İrfan Önürmen, her ne kadar figür geleneğinden beslenen Akademi’li bir sanatçı olsa da onu bir otodidakt olarak görme eğilimim vardır. Çünkü, akademi eğitiminden çok önceye dayanan çalışmalarıyla belirli bir üretim pratiği olgunlaştırmış olması ve katı bir form tekrarına karşı geliştirdiği malzeme çeşitliliği ile özgün bir tavra sahiptir. 1980’li yıllardan itibaren gerçekçi ve gözleme dayalı figüratif resimlerinden, farklı malzemeleri denediği kolaj ve kağıt işlerine, toplumsal konulara odaklandığı gazete düzenlemelerinden geleneksel espas anlayışından uzaklaşarak tülün katmanlarında yakaladığı çarpıcı etkilere, sanatçının pratiğinde içerik ve forma yönelik akışkan bir geçiş söz konusudur. Önürmen’in samimiyeti, ürettiği kavramlara farklı malzemelerle bir ortam hazırlayabilmesi ve bunu yaparken güncel referansları yansıtmasında izlenir. Kendi deyimiyle “içerik ile formun malzeme ile ilişkisi tamamen öznel yaklaşım ile ilgilidir.  Bir yanıyla kapalı tarif edilemez bir şeydir bu. Formülü de yoktur”, dolayısıyla İrfan Önürmen’in seçimlerimde de bir formülden bahsedilemez. Önürmen’le, yaşamı ve pratiği arasındaki ilişkiye ve son dönem üretimlerine odaklanan bir söyleşi gerçekleştirdik.
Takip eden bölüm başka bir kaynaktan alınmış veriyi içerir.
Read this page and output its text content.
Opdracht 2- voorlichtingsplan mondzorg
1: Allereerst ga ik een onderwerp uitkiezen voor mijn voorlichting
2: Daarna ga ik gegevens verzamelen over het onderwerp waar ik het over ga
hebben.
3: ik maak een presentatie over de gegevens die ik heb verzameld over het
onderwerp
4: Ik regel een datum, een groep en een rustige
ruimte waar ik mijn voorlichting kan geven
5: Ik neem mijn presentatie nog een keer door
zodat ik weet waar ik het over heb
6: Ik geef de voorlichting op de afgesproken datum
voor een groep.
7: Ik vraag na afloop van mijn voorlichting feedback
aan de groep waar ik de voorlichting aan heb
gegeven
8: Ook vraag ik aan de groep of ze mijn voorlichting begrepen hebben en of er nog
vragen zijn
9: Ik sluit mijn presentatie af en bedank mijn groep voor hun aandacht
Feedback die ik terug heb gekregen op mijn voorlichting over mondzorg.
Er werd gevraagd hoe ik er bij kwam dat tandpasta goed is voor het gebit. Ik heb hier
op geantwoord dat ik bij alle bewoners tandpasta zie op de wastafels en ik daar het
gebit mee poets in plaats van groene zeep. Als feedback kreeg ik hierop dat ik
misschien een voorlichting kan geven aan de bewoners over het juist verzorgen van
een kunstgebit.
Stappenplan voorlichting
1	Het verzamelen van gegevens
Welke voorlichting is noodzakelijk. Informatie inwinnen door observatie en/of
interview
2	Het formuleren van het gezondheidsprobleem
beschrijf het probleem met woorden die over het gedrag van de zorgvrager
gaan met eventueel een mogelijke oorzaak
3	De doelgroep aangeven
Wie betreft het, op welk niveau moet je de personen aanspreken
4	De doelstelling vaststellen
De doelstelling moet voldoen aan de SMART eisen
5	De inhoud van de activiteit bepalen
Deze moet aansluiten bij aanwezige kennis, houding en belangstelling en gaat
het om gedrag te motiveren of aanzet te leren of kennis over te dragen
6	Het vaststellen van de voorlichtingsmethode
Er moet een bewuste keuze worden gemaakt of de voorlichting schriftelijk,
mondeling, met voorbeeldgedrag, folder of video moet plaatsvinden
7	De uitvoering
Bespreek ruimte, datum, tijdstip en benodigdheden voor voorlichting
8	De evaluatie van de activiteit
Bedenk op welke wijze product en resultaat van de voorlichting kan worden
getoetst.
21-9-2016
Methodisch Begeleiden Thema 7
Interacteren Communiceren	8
Derya Yücel: Sergide izlenen üretimlerini ağırlıklı olarak pentül ve tuvallerin oluşturuyor. Skulptül olarak adlandırdığın üç boyutlu tül düzenlemelerin ya da gazete katmanlarıyla oluşturduğun Arşiv serinden sonra tekrar tuval resmi ile bağlar kuran ama malzemenin olanaklarını kurcalayan işler ürettin. Örneğin Hiçkimse serinde malzemeyi geri çeviren bir refleks ortaya koyuyorsun. Tül dokusunda yakaladığın biçimsel olanağı tuvalin alanına sürüklüyorsun. Çok katmanlı şekilde ve zaman içinde çeşitlenen formlar içerikle nasıl bir ilişkide gelişiyor?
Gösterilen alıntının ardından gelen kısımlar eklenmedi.